Вскоре последовал финальный аккорд, затем душераздирающий вопль, потом тишина, и наконец торжественно скрипнула цепь сливного бачка. О’Кейси, бледный, помятый, весь дрожа после счастливого избавления от боли, не спеша вошел в комнату; Уилсон сиял и кивал, О’Кейси был сама скромность и пристыженность. И Том почувствовал вдруг себя лишним в их теплой компании – возможно, из-за возраста, – и убрел в спальню, доставать из шкафа надувной матрас. Шкаф, должно быть, стоял раньше где-нибудь в деревенском доме – самодельный, грубо сколоченный, в магазине такой не встретишь. Дверцы изнутри были оклеены газетами за август 1942-го, с рекламой вуалеток, фетровых шляп и сводками с фронта, на нынешний взгляд чуть многословными. Видят их теперь лишь пауки и моль да его рассеянный взор. На матрасе спала Винни, когда навещала его, и Том уже привык стелить ей простыни с перьевой подушкой в искусно расшитой наволочке – дело рук еще одного неизвестного сельского мастера. Все лучшее в Ирландии – дело рук неизвестных. Как зачастую и самые жуткие преступления.

Том не знал, на что Уилсону с О’Кейси один матрас на двоих, но на такой случай есть еще диванчик-недомерок – и, чувствуя свою беспомощность как хозяина, он свалил в кучу матрас, простыни и подушку и указал на них с умудренностью Архимеда – дескать, устраивайтесь на ночь, как сумеете. Но он сделал все, все, что мог, и ужином их накормил, а сейчас он устал, устал, и, сказав на прощанье несколько слов, простеньких и затертых, как медяки, поплелся к себе в спальню. За ночь он несколько раз просыпался – всему виной слабый мочевой пузырь, – зато в промежутках спал, как Дракула в склепе.
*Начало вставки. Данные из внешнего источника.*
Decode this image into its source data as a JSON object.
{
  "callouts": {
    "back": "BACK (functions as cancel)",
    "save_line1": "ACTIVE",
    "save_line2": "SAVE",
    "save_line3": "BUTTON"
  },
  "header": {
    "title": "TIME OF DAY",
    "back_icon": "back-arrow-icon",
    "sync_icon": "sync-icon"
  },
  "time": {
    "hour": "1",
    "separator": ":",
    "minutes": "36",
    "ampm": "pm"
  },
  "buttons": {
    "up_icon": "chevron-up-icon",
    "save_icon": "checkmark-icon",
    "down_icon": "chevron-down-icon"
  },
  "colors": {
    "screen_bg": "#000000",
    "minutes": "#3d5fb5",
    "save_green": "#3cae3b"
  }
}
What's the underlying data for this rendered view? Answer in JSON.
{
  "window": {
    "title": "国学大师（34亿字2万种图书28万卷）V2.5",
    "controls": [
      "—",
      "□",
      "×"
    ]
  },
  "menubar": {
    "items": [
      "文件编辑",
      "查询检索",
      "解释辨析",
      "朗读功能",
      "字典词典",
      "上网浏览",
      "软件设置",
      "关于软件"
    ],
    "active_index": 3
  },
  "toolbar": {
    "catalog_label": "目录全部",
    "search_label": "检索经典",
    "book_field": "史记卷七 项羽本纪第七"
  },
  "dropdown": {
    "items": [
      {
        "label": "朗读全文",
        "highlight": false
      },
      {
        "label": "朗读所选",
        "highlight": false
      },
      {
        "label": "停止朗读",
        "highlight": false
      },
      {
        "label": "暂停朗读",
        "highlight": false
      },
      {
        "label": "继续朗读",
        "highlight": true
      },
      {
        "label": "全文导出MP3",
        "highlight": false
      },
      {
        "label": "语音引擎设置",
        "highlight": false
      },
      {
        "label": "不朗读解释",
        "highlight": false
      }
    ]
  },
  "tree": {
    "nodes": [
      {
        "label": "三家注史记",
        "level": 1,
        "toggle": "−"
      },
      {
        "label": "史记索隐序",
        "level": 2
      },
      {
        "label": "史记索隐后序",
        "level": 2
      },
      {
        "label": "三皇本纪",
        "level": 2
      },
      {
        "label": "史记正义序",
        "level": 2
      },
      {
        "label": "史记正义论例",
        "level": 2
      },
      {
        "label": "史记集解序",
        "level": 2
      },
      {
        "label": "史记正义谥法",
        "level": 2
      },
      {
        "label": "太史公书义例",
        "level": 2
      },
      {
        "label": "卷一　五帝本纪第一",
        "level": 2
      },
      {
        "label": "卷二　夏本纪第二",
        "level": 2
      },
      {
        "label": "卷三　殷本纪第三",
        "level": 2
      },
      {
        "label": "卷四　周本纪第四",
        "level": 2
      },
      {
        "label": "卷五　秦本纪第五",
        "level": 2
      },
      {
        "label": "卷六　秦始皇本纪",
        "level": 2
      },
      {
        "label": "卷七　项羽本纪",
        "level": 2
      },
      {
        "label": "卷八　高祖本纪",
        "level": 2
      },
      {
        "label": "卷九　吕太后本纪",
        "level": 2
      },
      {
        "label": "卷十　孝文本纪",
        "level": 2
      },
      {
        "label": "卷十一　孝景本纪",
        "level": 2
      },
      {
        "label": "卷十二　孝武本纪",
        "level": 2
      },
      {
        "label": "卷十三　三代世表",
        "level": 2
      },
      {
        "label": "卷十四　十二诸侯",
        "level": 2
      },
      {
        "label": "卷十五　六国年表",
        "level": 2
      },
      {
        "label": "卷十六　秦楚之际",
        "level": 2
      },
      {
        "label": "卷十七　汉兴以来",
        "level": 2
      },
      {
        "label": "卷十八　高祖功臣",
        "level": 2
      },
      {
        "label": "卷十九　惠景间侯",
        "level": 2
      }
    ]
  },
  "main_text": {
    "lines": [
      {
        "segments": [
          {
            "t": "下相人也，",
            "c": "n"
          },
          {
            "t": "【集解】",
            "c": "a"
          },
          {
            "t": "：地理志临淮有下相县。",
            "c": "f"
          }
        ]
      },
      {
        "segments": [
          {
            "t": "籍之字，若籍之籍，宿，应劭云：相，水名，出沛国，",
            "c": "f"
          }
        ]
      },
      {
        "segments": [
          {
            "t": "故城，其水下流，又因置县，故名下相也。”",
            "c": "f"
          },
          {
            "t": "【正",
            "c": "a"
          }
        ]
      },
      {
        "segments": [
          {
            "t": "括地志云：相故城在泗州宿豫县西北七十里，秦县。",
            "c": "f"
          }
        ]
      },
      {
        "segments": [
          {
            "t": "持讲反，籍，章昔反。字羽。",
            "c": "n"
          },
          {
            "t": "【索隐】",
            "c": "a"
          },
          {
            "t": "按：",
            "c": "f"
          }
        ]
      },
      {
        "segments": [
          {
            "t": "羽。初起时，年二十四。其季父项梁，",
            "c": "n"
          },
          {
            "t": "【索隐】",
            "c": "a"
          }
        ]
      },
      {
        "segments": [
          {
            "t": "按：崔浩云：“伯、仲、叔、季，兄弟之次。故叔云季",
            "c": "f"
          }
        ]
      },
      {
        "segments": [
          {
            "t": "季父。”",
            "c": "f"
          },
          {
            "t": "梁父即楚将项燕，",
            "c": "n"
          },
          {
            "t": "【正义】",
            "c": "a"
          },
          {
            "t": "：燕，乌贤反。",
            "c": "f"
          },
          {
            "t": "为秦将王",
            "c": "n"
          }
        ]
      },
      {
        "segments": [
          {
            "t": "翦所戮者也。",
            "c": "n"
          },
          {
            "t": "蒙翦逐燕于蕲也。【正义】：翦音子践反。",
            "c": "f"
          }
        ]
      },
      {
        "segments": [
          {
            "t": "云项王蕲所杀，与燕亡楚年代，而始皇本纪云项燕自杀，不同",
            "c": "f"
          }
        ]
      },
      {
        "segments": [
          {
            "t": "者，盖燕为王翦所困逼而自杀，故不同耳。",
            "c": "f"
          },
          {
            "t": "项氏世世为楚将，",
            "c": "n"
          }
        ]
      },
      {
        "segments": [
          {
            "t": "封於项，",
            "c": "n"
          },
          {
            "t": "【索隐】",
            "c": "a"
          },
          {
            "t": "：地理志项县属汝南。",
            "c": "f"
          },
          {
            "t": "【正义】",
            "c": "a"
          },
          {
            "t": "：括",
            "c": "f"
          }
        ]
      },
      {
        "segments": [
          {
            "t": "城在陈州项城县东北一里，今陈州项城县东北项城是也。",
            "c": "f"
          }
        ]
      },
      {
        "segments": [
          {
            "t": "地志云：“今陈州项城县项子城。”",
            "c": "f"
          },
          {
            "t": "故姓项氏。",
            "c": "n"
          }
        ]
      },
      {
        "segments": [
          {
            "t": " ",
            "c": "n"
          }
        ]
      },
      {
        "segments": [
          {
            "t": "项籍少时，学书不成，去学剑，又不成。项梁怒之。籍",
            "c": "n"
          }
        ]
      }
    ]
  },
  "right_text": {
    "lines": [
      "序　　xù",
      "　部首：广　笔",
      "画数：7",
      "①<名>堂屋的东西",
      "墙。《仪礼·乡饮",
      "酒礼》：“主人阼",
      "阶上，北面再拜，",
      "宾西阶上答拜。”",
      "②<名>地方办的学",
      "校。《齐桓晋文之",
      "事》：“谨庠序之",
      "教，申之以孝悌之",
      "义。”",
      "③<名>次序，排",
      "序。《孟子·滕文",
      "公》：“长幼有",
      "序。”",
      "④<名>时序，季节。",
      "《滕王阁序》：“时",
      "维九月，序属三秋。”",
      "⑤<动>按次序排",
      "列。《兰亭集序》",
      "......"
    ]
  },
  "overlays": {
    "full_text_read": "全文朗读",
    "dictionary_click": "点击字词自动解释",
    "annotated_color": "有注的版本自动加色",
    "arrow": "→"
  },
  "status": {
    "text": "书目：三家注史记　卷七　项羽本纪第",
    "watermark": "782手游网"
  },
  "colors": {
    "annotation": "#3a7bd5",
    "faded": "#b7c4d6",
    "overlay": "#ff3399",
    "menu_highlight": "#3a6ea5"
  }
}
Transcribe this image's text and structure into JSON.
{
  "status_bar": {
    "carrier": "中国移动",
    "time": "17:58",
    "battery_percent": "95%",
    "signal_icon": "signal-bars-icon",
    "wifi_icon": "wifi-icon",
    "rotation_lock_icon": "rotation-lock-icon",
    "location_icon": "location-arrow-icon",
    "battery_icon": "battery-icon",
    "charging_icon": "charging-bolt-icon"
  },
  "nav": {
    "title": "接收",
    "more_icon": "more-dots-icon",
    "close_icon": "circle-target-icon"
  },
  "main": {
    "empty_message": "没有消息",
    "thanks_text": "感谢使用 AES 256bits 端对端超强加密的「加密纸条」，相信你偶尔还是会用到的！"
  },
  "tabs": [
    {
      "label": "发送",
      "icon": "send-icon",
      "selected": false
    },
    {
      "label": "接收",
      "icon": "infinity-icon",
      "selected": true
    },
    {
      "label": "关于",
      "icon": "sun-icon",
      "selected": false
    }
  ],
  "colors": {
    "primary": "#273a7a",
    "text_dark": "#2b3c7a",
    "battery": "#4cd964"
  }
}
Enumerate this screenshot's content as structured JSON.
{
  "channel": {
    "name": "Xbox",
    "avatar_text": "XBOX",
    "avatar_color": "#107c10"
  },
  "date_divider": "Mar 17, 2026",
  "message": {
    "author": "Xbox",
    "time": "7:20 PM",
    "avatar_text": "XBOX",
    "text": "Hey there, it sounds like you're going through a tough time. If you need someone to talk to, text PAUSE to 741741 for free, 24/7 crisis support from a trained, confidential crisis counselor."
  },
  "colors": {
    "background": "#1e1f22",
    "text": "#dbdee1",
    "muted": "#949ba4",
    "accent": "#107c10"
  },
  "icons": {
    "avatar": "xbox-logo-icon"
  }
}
Когда он встал около шести утра и побрел, спотыкаясь, во тьму, то увидел, что матрас сдут и свернут, словно гигантский язык – словно язык геккона… нет, у гекконов языки длинные и узкие, разве не так? – постель сложена очень аккуратно, а гостей и след простыл. Он зашел в уборную, помочился в суровой тишине своего одинокого жилища и слегка покачал головой, вспомнив дела прошлой ночи. Не найдя зубной щетки, он почистил зубы пальцем, выдавив на него каплю пасты. Окунул в мыльную пену помазок, взялся за безопасную бритву. И стал напевать ту самую песню, как и положено во время бритья. Выщипал волоски из ноздрей. Для кого ему прихорашиваться? Ребята, наверное, встали затемно, чтобы уехать первым автобусом в город и успеть на работу, не потерять в зарплате. Кто из них спал на матрасе, а кто на убогом диване? Скорее всего, он так никогда и не узнает. А отчеты прихватили с собой? Да, забрали. Слава тебе, Господи! Да и не могли они их оставить. Ему стало вдруг больно, стыдно. Он их подвел, несомненно, подвел. Изобразил немощного старика, да как убедительно! Он чувствовал себя убийцей, отпущенным по ошибке на волю. Чувствовал себя таким же жалким, как диван у него в гостиной. Теперь он и вправду заплакал, жгучими, безутешными слезами – слезами уличенного труса. Даже не удосужился высказаться о материалах дела, не поддержал коллег, взявших на себя труд приехать. Ай да Том Кеттл, мудро поступил! Нечего сказать, мудро. К чертям эту писанину, надоевшую полицейскую прозу.

И все же, странное дело, он скучал по ним, как по родным детям, сердце щемило от тоски – с чего бы вдруг? Они славно скоротали вечер, несмотря ни на что, вот и все. Но он словно потерял близкого человека. Беседа с ними доставила ему искреннее удовольствие. Даже странно. Все дело в их тепле, доброте. Почаще бы так. Видеться с людьми. Или нет? Эта мысль отчего-то его беспокоила, как будто он обманул чье-то доверие, выдал чужую тайну, но чью?